In any database, whether it’s SQL Server, Oracle, Sybase, DB2, Access (does Access count?), or anything else, the primary bottleneck is disk IO. Even if you have an SSD, the disk is the slowest part. In those databases we use indexes to alleviate this. Their query engine uses the index to find exactly where on the disk to start and stop reading, which keeps it from scanning entire tables to find every answer.
Netezza has an entirely different solution to the IO problem (in fact, it has no indexes). It cuts the cost of disk reads by doing the work in parallel. Simply put, it’s a brute force solution to the problem using specialized hardware, but that’s just the start.
The number of disks and S-Blades vary depending on the Netezza model. The N3001 for example has 240 disk drives for user data, and 7 internal S-Blades. Let’s walk through how all this ties together and makes it fast:
First your data is compressed and spread across many, many hard drives. This is how the disk IO is parallelized. Netezza reads portions of the data from each drive simultaneously.
The data is read from the disks by FPGAs. These decompress the data quickly as it makes its way through, so it in the time it takes to read x KB of data from the disks, we actually get 4x to 8x KB. We have now parallelized disk IO and boosted disk IO!
The FPGAs also apply filter logic from your query. If a date range is specified in the where clause, the FPGAs can filter for it (depending on the complexity of your query). This is a fast way to cut down the total data that will need to be handled by higher-level functions.
Disk IO is now parallelized, boosted, and reduced.
Joins, aggregations, and user-defined functions are handled in the next piece of hardware, the S-Blades. Each S-Blade has its own CPUs and RAM, is directly connected to two FPGAs, and are ‘owners’ of some of the total disks. Each gets its own piece of the data and does work at the same time as the others.
The S-Blades are all connected by a high-speed internal network that IBM calls the “fabric”, which is used if they need to share information. For example, if you are joining tables each S-Blade may need to pass its part of the table around to the others.
The last piece is the host. This is the part that you interact with directly. It takes your query and parses it into instruction sets (called “snippets” by IBM). Each S-Blade gets a copy of the snippets, processes them (the S-Blades are also called ‘SPUs’, for snippet processing unit), and returns their data to the host. The host puts the returned sets together and sends them on to you.
All this hardware works together so you can handle data on a massive scale. You can load gigs of data in minutes. You can scan billions of rows in seconds.
I’ve been working with the machine for almost 2 years now. I sometimes hear of developers or DBAs wrangling tables with tens of millions of rows and I think, “What’s the issue?” Netezza has ‘skewed’ how I think of large data (pun intended, Netezza users will get it).
The largest table in my warehouse right now is over 8.7 billion rows, and it’s a non-issue. It’s just as easy to handle as the tables with tens of thousands of rows.

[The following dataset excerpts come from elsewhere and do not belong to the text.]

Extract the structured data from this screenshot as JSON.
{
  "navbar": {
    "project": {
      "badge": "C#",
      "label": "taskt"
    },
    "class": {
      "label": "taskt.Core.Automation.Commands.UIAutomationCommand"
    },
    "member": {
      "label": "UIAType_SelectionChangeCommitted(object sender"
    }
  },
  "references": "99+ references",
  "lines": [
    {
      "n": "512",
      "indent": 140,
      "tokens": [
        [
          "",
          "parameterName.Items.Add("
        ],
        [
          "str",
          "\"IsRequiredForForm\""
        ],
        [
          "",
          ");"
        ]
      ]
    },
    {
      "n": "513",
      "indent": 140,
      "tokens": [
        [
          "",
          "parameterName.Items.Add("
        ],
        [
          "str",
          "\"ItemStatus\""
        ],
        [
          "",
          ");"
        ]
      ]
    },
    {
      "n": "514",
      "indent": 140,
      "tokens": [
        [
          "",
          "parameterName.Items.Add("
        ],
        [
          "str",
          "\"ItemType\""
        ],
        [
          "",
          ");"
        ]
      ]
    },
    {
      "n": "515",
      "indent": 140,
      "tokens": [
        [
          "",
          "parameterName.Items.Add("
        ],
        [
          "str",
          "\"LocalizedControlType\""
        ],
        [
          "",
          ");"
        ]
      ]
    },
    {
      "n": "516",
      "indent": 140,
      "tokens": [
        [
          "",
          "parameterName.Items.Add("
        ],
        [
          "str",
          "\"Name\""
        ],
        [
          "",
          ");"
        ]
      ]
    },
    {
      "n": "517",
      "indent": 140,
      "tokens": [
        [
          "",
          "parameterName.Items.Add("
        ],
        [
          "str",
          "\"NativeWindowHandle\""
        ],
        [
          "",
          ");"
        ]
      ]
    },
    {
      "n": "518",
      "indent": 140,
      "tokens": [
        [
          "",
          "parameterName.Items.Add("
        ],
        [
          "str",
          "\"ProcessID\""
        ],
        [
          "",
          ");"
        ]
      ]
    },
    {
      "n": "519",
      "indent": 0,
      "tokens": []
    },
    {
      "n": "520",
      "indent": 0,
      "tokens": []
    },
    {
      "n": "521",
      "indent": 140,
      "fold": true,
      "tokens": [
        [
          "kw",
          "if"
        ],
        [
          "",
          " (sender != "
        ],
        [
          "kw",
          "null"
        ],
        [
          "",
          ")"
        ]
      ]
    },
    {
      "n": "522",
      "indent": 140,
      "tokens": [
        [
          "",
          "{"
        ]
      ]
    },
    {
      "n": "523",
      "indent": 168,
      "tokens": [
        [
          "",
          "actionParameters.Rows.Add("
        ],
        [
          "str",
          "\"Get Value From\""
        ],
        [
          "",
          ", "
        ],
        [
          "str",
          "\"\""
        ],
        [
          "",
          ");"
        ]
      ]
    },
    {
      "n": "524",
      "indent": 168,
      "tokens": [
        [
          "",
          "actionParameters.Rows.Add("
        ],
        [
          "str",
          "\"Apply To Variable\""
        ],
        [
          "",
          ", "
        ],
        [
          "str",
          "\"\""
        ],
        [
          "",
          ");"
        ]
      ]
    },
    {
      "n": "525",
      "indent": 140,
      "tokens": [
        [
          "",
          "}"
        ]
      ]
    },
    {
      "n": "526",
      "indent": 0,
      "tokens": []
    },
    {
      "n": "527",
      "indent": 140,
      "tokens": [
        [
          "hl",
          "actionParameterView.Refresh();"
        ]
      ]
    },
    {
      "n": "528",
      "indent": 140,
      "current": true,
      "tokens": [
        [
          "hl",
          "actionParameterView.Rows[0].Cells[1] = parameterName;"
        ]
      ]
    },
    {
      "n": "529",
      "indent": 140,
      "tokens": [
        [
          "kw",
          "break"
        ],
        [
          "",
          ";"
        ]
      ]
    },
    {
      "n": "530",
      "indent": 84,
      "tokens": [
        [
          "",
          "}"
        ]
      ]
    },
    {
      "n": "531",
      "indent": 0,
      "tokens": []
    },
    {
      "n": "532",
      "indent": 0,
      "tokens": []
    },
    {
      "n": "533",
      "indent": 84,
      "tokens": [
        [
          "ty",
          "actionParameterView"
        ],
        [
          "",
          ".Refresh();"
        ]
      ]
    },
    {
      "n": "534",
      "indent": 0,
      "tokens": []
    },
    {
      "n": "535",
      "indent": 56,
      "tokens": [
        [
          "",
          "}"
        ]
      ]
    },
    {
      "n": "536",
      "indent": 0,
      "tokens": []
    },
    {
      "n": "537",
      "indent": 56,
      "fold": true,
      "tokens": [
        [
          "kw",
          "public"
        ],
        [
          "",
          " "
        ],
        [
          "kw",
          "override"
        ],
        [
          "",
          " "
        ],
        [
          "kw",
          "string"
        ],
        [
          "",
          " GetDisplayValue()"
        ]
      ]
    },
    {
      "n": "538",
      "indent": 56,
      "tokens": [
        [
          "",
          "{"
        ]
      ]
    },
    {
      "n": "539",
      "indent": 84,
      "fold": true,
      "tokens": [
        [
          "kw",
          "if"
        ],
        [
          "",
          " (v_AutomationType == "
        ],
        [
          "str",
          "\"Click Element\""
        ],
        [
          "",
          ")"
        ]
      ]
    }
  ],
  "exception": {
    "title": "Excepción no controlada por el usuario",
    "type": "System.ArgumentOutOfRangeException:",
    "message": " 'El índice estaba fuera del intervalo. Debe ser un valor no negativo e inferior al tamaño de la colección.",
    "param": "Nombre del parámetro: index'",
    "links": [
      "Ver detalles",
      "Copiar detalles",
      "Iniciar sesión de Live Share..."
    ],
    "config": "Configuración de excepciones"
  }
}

Earlier today I selected distinct on two columns from that table, and it took 20 seconds (result set 22 million rows). If I needed to do this on a SQL Server it might be impossible. I would have to devise code to do it in stages, or simply let the machine crunch on it for however long it takes and hope it doesn’t run out of memory. (And to be clear, I really like SQL Server. It is my DB of choice for application back-ends, a role which Netezza would not fulfill well).
My point is, I think Netezza has achieved the goal of handling ‘big data’. It’s very different from a traditional database (no indexes, no primary key enforcement, no foreign key enforcement). In fact, some keen people will point out that it is not a database, it’s specialized hardware with a database façade. This means that you will need to think differently when using Netezza. It’s not hard to master, but you will need to open your mind, because Netezza will defy many lessons we all learned the hard way on traditional databases.